Publier en période de confinement : comment les rédactions s’organisent
Par Marion Wyss, le 11 avril 2020
Vous êtes-vous déjà glissé dans une rédaction ? Avez-vous déjà osé poser le pied sur les moquettes fatiguées, tenté une fesse sur les fauteuils déchiquetés, écrit un mot sur les bureaux encombrés ? Si pas, vous partager le travail de l’ami Christophe Caudroy, qui a photographié ceux du Monde il y a 10 ans nous procure un immense plaisir (il a effectué la même série photo juste avant leur déménagement à Austerlitz, mais il faudra être patient pour découvrir ce travail).
Comment imaginer que ces mêmes personnes (les journalistes), si attachés à leur bureau, si ancrés dans ces lieux sacrés (les rédactions), comment imaginer aujourd’hui devoir sortir un journal à distance, en étant tous à la maison ?
Il y a ceux qui ont cessé de paraître (nous en parlerons lundi), et ceux qui résistent :
A Libération, le 17 mars, une vingtaine de salariés était encore présents physiquement dans les locaux de Balard, comme l’explique son directeur délégué de la rédaction Paul Quinio ici. Pagination réduite, mais pagination quand même et sortie en kiosques assurée.
Au Soir par contre, qui en a fait un article, il n’y a plus âme qui vive au 100, rue Royale à Bruxelles. Tous les métiers, des reporters aux éditeurs, des secrétaires de rédaction aux maquettistes, tous, travaillent depuis chez eux, et sortent pourtant un journal quotidien. Dans son émouvant article, leur rédacteur en chef Christophe Berti prévient des inévitables couacs de début — le faire est déjà un exploit.

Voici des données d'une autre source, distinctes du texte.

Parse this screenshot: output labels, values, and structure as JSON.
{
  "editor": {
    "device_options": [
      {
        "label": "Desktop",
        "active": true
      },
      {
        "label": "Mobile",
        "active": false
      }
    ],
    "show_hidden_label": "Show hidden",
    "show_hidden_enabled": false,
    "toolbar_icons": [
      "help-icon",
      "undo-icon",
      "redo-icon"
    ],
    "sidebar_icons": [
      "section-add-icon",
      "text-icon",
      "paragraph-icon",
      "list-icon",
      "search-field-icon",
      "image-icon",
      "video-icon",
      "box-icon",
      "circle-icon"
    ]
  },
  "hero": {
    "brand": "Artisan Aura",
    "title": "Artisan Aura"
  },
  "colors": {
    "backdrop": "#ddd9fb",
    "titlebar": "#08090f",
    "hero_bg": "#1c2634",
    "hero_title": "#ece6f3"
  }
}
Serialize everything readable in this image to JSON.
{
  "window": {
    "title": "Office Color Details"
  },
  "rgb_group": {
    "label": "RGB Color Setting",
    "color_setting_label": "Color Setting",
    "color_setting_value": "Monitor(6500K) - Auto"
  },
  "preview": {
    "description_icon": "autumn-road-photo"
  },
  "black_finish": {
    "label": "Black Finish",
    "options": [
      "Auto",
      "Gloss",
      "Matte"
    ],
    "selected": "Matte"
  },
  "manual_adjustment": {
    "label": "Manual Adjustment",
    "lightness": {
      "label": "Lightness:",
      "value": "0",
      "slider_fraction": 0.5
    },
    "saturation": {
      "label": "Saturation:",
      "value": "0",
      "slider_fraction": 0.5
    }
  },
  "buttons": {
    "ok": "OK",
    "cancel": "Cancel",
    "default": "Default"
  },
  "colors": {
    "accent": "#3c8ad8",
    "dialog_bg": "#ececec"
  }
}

Au Temps à Lausanne, même prouesse : le rédacteur en chef Gaël Hurlimann s’est confié à La revue des médias de l’INA pour expliquer comment les réalités techniques se sont imposées, d’un coup : organiser à qui un ordinateur portable, à qui un grand écran, et surtout, comment le VPN pour accéder aux logiciels indispensables ! Pour le quotidien suisse, pas de diminution de la pagination : “c’est la plus petite que l’on puisse faire d’habitude, mais pas en dessous.”
Même situation à Challenges, hebdomadaire français, où le nombre de pages va passer de 80 à 68, son plus bas niveau possible : “Réduire davantage, ce serait carrément enlever un cahier de 16 pages ! On n’ira pas jusque là”, argumente son directeur de la rédaction Vincent Beaufils. Pour organiser la conférence de rédaction, qui réunit en temps normal près de 25 journalistes, les deux patrons du journal ont fait preuve d’ingéniosité : eux deux dans un bureau ensemble, chacun avec quatre personnes en conf call sur leur WhatsApp. Les deux téléphones en haut-parleur posés côte à côte sur une table, et hop ! Une conf de rédac qui s’est déroulée si pas avec tout le monde, quasiment sans heurts, à 10 personnes, donc.
A Livres Hebdo, qui venait d’annoncer son plan de restructuration autour de ses supports numériques, c’est un plongeon dans le grand bain un peu anticipé, mais qui renforce la pertinence de son évolution, et la conviction “qu’il fallait vraiment le faire”, souligne son directeur commercial François Rossignol. Tous les métiers ne sont pas en mesure de travailler aujourd’hui, certains ont du être mis au chômage technique. En parallèle, le mode journalistique a évolué. Pour ses nouvelles rubriques inhérentes à cette crise exceptionnelle, comme le Journal du confinement, la revue fait appel à des plumes externes et sollicite ses lecteurs pour y contribuer.
Pour appuyer tous ces nouveaux modes de travail, les outils de visioconférence n’ont jamais été aussi utiles (et utilisés !) qu’en ce moment.
“- Tiens, tu savais qu’on avait Slack à la rédac ? Ben oui, depuis 3 ans…” Les rois du papier avaient été durs à convaincre, à l’époque. Il serait intéressant de mesurer aujourd’hui le taux d’usage des rédactions des outils comme Hangout Meet, Teams, Whereby et autre Zoom…
Photo : Christophe Caudroy pour Le Monde.